Dans un album qui ne contient que peu de compositions superflues, « Songs Remain » parvient à réduire encore le surabondant. C’est un moment où les lumières sont éteintes, où la chanteuse est seule sur scène, ce qui en fait la chanson la plus intime de How Many Times. C’est un exploit en soi, étant donné que nous avons face à nous un album entièrement construit sur des moments intimes. La chanson est touchante et vulnérable, Rose se lamentant : « Mais laisser partir ne signifie pas perdre, car une partie de moi vit en toi. Je suis heureuse que ce soit toi qui m’aies brisé le cœur. Parce qu’il fallait que ce soit toi qui me brises le cœur » (But letting go doesn’t mean you lose, because a part of me lives on in you. I am glad it was you who broke my heart. Because it had to be you who broke my heart ). La chanson se termine brusquement et nous laisse debout sous la pluie, écoutant une voix-mémoire balayée par le vent, enregistrée par Rose au sommet du Mont Philo dans le Vermont. C’est un morceau intelligent de poésie sonore qui prépare le terrain pour le suivant, « Mountaintop ». Ce titre comporte des couplets enjoués complétés par un refrain entraînant. Musicalement, c’est l’un des moments les plus pop. La batterie saute aux côtés des guitares qui traversent la gamme, tandis que Rose nous offre un autre aperçu de ce qui se passe derrière les portes fermées : « L’obscurité s’installe et je veux une nuit de péché de plus. Et n’aimes-tu pas la façon dont je suis. Ne veux-tu pas être mon homme ? » (Darkness settles in and I want one more night of sin. And don’t you like the way I am. Don’t you want to be my man ?). C’est un témoignage d’Esther Rose que ses voix sont toujours retenues, comptant seulement sur l’intimité naturelle de sa voix pour vous attirer.

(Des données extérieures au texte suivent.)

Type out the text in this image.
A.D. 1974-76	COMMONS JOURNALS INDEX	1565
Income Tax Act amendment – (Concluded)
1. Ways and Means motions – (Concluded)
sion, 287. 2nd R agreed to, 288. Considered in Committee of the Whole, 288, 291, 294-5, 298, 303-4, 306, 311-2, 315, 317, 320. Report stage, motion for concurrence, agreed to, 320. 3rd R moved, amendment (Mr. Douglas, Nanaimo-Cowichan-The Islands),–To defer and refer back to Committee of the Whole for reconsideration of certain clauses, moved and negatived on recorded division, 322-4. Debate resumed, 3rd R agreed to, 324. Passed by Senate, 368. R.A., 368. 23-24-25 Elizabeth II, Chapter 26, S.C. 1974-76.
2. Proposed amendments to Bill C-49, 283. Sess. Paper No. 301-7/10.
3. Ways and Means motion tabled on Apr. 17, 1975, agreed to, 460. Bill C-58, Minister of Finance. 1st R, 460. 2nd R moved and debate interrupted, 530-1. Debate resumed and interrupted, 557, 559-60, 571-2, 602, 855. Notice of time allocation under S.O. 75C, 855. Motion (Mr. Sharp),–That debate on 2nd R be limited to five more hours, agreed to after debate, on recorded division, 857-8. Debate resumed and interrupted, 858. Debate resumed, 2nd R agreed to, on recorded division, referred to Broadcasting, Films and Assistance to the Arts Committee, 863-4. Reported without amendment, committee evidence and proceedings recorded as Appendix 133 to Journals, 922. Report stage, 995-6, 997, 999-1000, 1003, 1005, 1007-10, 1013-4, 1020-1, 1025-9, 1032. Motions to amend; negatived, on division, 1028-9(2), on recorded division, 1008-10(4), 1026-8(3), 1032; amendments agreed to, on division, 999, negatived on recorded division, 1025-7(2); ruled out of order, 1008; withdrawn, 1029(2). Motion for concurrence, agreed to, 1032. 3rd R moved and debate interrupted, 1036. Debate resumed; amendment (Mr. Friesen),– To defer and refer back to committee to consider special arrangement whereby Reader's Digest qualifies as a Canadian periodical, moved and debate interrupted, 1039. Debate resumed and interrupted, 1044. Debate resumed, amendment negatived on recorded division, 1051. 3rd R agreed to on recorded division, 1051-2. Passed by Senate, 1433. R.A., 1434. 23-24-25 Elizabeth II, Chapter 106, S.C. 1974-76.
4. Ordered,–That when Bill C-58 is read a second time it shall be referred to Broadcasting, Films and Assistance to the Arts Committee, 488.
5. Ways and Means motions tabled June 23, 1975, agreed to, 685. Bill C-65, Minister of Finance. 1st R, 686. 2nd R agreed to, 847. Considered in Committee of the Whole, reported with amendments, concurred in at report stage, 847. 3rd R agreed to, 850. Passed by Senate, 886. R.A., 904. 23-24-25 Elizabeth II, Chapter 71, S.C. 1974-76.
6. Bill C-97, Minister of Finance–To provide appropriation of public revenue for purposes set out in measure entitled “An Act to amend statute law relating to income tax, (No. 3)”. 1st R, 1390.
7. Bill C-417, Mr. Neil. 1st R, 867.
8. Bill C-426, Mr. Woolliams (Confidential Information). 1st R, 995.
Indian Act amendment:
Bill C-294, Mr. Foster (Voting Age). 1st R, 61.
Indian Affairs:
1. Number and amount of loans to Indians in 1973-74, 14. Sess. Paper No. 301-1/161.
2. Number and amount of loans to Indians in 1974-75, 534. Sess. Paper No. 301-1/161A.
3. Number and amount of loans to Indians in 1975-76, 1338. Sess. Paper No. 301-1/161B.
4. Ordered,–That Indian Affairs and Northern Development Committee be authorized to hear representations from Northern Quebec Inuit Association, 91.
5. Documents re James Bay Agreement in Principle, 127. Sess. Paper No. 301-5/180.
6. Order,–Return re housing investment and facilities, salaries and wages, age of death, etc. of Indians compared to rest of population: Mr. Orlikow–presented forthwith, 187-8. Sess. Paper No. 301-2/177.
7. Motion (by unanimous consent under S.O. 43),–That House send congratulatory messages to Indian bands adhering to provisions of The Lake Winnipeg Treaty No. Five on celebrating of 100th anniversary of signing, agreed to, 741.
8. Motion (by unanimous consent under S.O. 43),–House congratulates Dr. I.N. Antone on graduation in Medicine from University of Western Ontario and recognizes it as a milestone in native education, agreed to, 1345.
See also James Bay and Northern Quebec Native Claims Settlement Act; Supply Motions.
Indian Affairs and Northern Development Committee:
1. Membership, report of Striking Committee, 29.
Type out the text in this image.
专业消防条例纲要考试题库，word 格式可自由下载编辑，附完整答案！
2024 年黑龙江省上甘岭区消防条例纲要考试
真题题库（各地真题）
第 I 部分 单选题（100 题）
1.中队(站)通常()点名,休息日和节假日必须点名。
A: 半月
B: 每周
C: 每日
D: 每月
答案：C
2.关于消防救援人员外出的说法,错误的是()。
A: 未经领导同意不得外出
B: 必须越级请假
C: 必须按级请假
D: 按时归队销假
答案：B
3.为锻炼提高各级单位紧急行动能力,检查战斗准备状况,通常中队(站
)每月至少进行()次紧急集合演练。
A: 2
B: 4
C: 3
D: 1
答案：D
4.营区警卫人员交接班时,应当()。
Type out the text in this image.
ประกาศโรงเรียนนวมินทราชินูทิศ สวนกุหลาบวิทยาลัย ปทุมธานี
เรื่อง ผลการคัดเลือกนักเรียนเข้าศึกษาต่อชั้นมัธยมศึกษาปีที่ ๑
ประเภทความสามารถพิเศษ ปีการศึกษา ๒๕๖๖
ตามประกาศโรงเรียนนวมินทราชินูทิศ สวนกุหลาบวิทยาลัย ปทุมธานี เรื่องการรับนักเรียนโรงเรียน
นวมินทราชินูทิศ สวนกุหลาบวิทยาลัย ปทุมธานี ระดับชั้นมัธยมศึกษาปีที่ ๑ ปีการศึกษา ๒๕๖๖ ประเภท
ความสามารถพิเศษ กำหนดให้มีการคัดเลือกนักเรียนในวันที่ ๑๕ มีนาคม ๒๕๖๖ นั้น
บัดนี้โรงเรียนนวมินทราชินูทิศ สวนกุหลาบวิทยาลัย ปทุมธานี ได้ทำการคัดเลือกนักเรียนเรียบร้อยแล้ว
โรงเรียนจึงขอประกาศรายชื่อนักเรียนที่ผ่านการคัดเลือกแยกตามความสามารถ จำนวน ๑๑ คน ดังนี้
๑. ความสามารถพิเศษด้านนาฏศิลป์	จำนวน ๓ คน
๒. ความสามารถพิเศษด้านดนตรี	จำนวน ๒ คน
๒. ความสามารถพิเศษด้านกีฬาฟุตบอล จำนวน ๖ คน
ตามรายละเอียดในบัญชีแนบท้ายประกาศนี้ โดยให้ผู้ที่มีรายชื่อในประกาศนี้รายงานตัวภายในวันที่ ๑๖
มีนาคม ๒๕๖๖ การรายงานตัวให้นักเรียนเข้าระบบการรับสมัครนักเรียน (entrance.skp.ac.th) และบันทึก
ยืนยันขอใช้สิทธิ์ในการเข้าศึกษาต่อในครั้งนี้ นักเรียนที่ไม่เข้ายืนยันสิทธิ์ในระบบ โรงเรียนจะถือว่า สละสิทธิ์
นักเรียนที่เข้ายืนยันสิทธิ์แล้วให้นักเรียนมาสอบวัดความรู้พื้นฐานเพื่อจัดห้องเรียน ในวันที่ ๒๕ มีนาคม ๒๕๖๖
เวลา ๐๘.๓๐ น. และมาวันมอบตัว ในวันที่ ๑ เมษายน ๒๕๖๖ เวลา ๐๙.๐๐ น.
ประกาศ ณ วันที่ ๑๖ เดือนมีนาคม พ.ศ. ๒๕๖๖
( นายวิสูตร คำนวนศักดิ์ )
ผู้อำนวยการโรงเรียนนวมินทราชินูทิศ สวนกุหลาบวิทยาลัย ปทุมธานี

« Are You Out There » contient des paroles comme « Sitting home alone on Saturday night Boo-hoo, my candle burning » (Assis seul à la maison le samedi soir Boo-hoo, ma bougie brûle ) et « Who knew? Were you pretending? But I really lost my shit, you know I fell for you. It’s never-ending » ( Qui le savait ? Tu faisais semblant ? Mais j’ai vraiment perdu ma merde, tu sais que je suis tombé amoureux de toi. C’est sans fin).. L’explétif bien placé peut vous prendre au dépourvu, mais pas le solo de violon en mode glissé qui vous plonge plus profondément dans les racines country d’un album qui prend des tonalités ouvertes et magique. « Without You » conclut l’album comme il a commencé : un œil sur l’avenir et un autre sur le passé. La basse est montée à un niveau qui fait claquer les cuisses, mais l’humeur est toujours aussi désespérée. « Tu viens à mon concert ? » » (Are you coming to my show ?) Rose s’interroge sur son amant perdu. Encore une fois, nous connaissons déjà la réponse mais cela n’a pas d’importance, quelque chose nous dit qu’elle va s’en sortir. 

How Many Times est une lettre d’amour pourqui veut se relever, se dépoussiérer et être capable de faire un sourire en coin aux choses qui ont failli vous briser. Il ne cherche pas à réinventer la roue, mais il n’a pas à le faire. C’est un album qui sait exactement ce qu’il est et d’où il vient. Et pourtant, Esther Rose parvient à rendre un genre vieux comme le monde aussi innovant et pertinent qu’il l’a toujours été.